The weakest point of an old school bus is the floor, they are not designed to hold huge loads, though people have been known to use them for hauling cattle in with minimal addition being done, you need to reinforce the floor where you would stack very much weight, or at least be able to redistribute the weight over a larger enough area as not to have the "stack" fall through the floor......
Ive been around a couple of school bus conversion, one for basically transport of 4-H folks, and a couple others that were hunting camps [same as a BOV only easier to explain to the locals] One nice thing is you can put your own FULL SIZE propane stove in and can actually have room to cook for a mess of folks if you have to, and you have the room to can on it too [also nice to use in the late summer and early fall when it is hot inside the house and you want the canning heat left outside....more justification] I would add a 4-5 foot expanded metal back deck extension [inset from both sides just a wee bit for looks] to set the propane tank(s) and extra water barrel on, and make it easier to load and unload through the door, similar to the lift but stationary and not as spendy. also used to set food off if you have a group to feed without having them traipse thru the bus [whether that be 3 or more folks in your family to a whole group of a MAG]
if you get the right bus, you may already have a "basement" underneath makes it easier to run any plumbing you might want to do and keep it from the elements, be it propane line, or water for self contained running. with the invention of the flex water pipe it is easy to run water service and not to hard to keep it warm if you also run along side of a heating vent [yes i can understand you dont want this atm, but one day....] i would place the potable water tanks on the main floor, and the black water-grey water tanks under the frame with the clean out similar to any other RV system, the reason for me is i do hunt, and any water in the main compartment is sheilded from the cold that much more.... plus its nicer to reach the water pump if you have to work on it or replace it [been there]
think about a small box stove for burning wood for heat, but also add a blower to tie into your floor vents, warm feet equal "happy campers" and also keeps the supply lines from freezing up..... all it takes is a small squirrel cage blower hooked to a couple of pipes wrapped around the stove, not some huge monstrosity of a tin box that takes up space.... Aluminum bubble wrap will reflect heat off the walls and keep any wiring from getting excessively hot [shiny side out if you just use foil paper, which is not to code but it has been done by many folks in their log cabins and the stove set way to close to the wall and they have no problems... use common sense though]
If you purchase an old RV motorhome that is damaged you can get quite a few neat things like a roof air and a genset sometimes for near nothing and swap them over to the bus, my digging partner picked up an RV with rof damage from snow, for $400 and it had a 6.5 KW twin cyl. ONAN genset..... $4000.00 new for that alone! plus dual roof air, nice RV shower, plus some other stuff that was salvageable and he drove it 120 miles home while i followed [whole nother trip but we made it]

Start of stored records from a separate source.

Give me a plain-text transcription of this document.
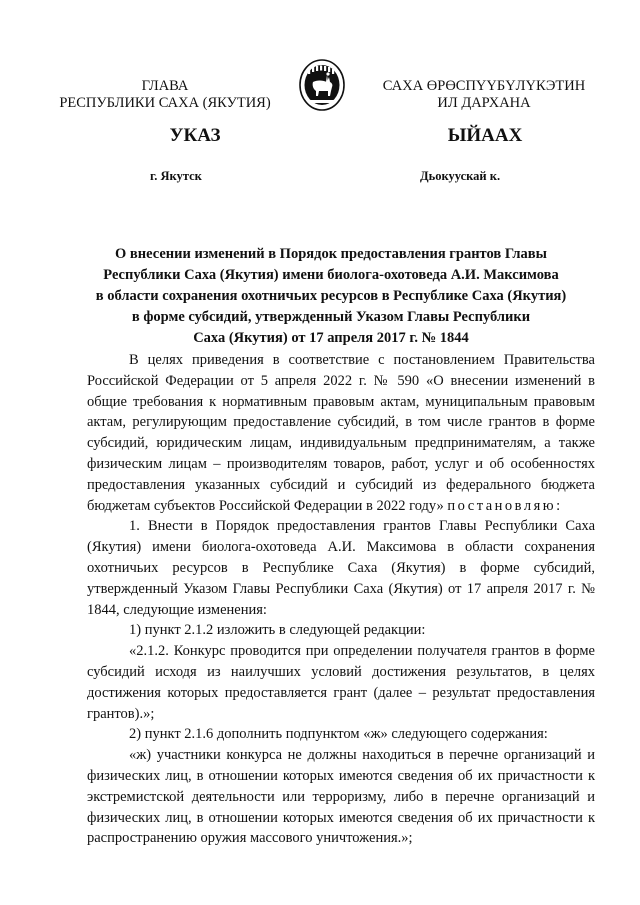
ГЛАВА
РЕСПУБЛИКИ САХА (ЯКУТИЯ)
САХА ӨРӨСПҮҮБҮЛҮКЭТИН
ИЛ ДАРХАНА
УКАЗ	ЫЙААХ
г. Якутск	Дьокуускай к.
О внесении изменений в Порядок предоставления грантов Главы
Республики Саха (Якутия) имени биолога-охотоведа А.И. Максимова
в области сохранения охотничьих ресурсов в Республике Саха (Якутия)
в форме субсидий, утвержденный Указом Главы Республики
Саха (Якутия) от 17 апреля 2017 г. № 1844

В целях приведения в соответствие с постановлением Правительства Российской Федерации от 5 апреля 2022 г. № 590 «О внесении изменений в общие требования к нормативным правовым актам, муниципальным правовым актам, регулирующим предоставление субсидий, в том числе грантов в форме субсидий, юридическим лицам, индивидуальным предпринимателям, а также физическим лицам – производителям товаров, работ, услуг и об особенностях предоставления указанных субсидий и субсидий из федерального бюджета бюджетам субъектов Российской Федерации в 2022 году» постановляю:

1. Внести в Порядок предоставления грантов Главы Республики Саха (Якутия) имени биолога-охотоведа А.И. Максимова в области сохранения охотничьих ресурсов в Республике Саха (Якутия) в форме субсидий, утвержденный Указом Главы Республики Саха (Якутия) от 17 апреля 2017 г. № 1844, следующие изменения:

1) пункт 2.1.2 изложить в следующей редакции:

«2.1.2. Конкурс проводится при определении получателя грантов в форме субсидий исходя из наилучших условий достижения результатов, в целях достижения которых предоставляется грант (далее – результат предоставления грантов).»;

2) пункт 2.1.6 дополнить подпунктом «ж» следующего содержания:

«ж) участники конкурса не должны находиться в перечне организаций и физических лиц, в отношении которых имеются сведения об их причастности к экстремистской деятельности или терроризму, либо в перечне организаций и физических лиц, в отношении которых имеются сведения об их причастности к распространению оружия массового уничтожения.»;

One friend who lives up at Fairbanks bought an old city bus that was already prepped for artic weather [6 inches of foam insulation in the floor, walls and cieling] and converted it to live in.... but he added a diesel stove though when it got to negative 70 F he was using 55 gallons of fuel every 3 days.... he found a lady professor that took him in for now.... and they run a dog shelter! [another story waiting to be told] and his bus i believe has been once again converted to run a 24-7 micro-broadcast radio station. He had one sitting in my yard and we put up about an 85 foot tower...... and the FCC knew where we were, but we were down at the time they flew around us checking the signal strength out..... we had blown an amp the week before, yet again a whole different story line to get into on communications and entertainment. But that bus was a 1964 Hayward with a pusher and the escape door was on the driver side near the rear wheels, which is where he had put his wood stove.... I used to have pictures, but they are locked on an old HD that crashed....
Add a awning off the side, very decent investment, gives you added space outside the rig to set up a table and store some gear that takes space inside..... if the unit has a basement, add "drawer rails" so you can get things out and not have to crawl inside to get them.... again experience and not really that much extra dollars in setting up in the beginning, though by the time you set it all up to livable, you will have outspent some lesser valued RV motor homes but you will have what you desire for less than you can have it built for.
On the roof, i would add a storage rack and platform that you could "sandbag" and have the ability to shoot off of similar in design of a tower only shorter, designed correctly it will also be a platform to hook up solar panels to for charging a battery bank, and communication towers later on...... forethought.
need more ideas??? you can also did a utility trailer in a similar manner but you need something to pull it with.